- Following a rapid direct-to-consumer expansion, lifestyle fashion brand Scotch & Soda filed for bankruptcy on Monday in its home country, the Netherlands, according to a statement shared with Retail Dive.
- The decision does not impact the brand’s businesses outside the Netherlands, per the statement. The company is looking for a buyer and its 32 stores across the country will remain open for the foreseeable future.
- Scotch & Soda attributed the decision to a variety of causes that created a cash flow deficit, including a decline in consumer confidence and COVID-19 pandemic-related lockdowns in the country.
Despite the brand saying it has seen record sales, macroeconomic and geopolitical pressures weighed on Scotch & Soda.
“This decision to file for bankruptcy became unavoidable following a chain of events that accelerated severe cash flow issues. Although Scotch & Soda outcompeted the market with record revenues of €342.5 million in FY 21/22, the Covid crisis affected its business performance and financial health negatively for two years,” the brand said in its statement. “This was then followed by the large drop in consumer confidence due to the war in Ukraine, the resulting energy crisis and the high inflation rates that followed. This again contributed to severe cash flow issues with which the company has been struggling since June last year and which required ongoing support from its lenders and shareholder.”
With its current shareholder and lenders unable to help the brand more, Scotch & Soda decided to move forward with bankruptcy.
Over the past few years, Scotch & Soda has been rapidly expanding its brick-and-mortar presence — a shift from its roots of originally being a wholesale brand. In October 2021, the company said it planned to open 22 physical locations that year, two of which were in the U.S. and overall included 7 shop-in-shops. And in April 2022, the brand announced plans to open another 20 stores over the course of six months. The company says it has 246 freestanding stores globally, per its website.
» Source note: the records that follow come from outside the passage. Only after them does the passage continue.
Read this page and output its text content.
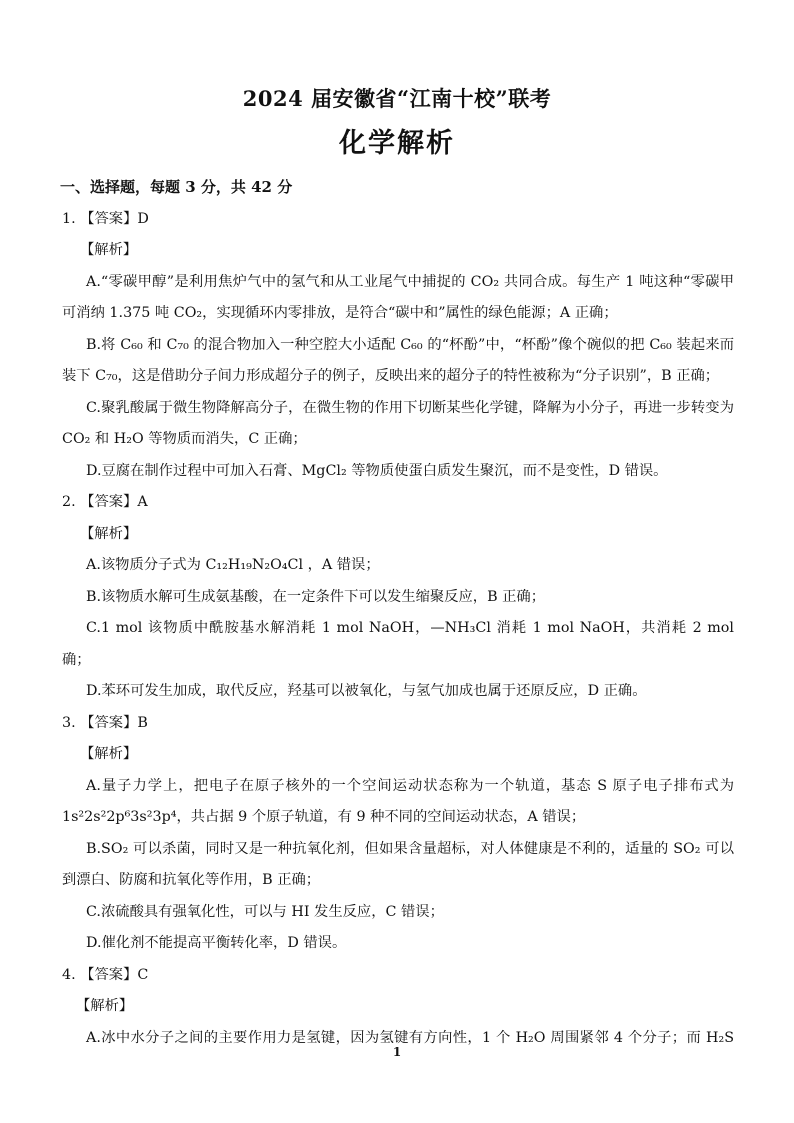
2024 届安徽省“江南十校”联考
化学解析
一、选择题，每题 3 分，共 42 分
1. 【答案】D
【解析】
A.“零碳甲醇”是利用焦炉气中的氢气和从工业尾气中捕捉的 CO₂ 共同合成。每生产 1 吨这种“零碳甲
可消纳 1.375 吨 CO₂，实现循环内零排放，是符合“碳中和”属性的绿色能源；A 正确；
B.将 C₆₀ 和 C₇₀ 的混合物加入一种空腔大小适配 C₆₀ 的“杯酚”中，“杯酚”像个碗似的把 C₆₀ 装起来而
装下 C₇₀，这是借助分子间力形成超分子的例子，反映出来的超分子的特性被称为“分子识别”，B 正确；
C.聚乳酸属于微生物降解高分子，在微生物的作用下切断某些化学键，降解为小分子，再进一步转变为
CO₂ 和 H₂O 等物质而消失，C 正确；
D.豆腐在制作过程中可加入石膏、MgCl₂ 等物质使蛋白质发生聚沉，而不是变性，D 错误。
2. 【答案】A
【解析】
A.该物质分子式为 C₁₂H₁₉N₂O₄Cl ，A 错误；
B.该物质水解可生成氨基酸，在一定条件下可以发生缩聚反应，B 正确；
C.1 mol 该物质中酰胺基水解消耗 1 mol NaOH，—NH₃Cl 消耗 1 mol NaOH，共消耗 2 mol
确；
D.苯环可发生加成，取代反应，羟基可以被氧化，与氢气加成也属于还原反应，D 正确。
3. 【答案】B
【解析】
A.量子力学上，把电子在原子核外的一个空间运动状态称为一个轨道，基态 S 原子电子排布式为
1s²2s²2p⁶3s²3p⁴，共占据 9 个原子轨道，有 9 种不同的空间运动状态，A 错误；
B.SO₂ 可以杀菌，同时又是一种抗氧化剂，但如果含量超标，对人体健康是不利的，适量的 SO₂ 可以
到漂白、防腐和抗氧化等作用，B 正确；
C.浓硫酸具有强氧化性，可以与 HI 发生反应，C 错误；
D.催化剂不能提高平衡转化率，D 错误。
4. 【答案】C
【解析】
A.冰中水分子之间的主要作用力是氢键，因为氢键有方向性，1 个 H₂O 周围紧邻 4 个分子；而 H₂S
1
Brands across the retail industry have been working to find an ideal balance with brick-and-mortar stores, leaving some to open new locations while others wind down. Allbirds announced a strategic transformation plan earlier this month amid declining net revenue, which includes scaling back its store expansion plans by opening just three new locations compared to 19 in 2022.
Meanwhile, DTC apparel brand Buck Mason opened its first store this month in Chicago. Adding to its 200 existing locations, eyewear company Warby Parker in February said it plans to open 40 new stores in mostly suburban areas in 2023.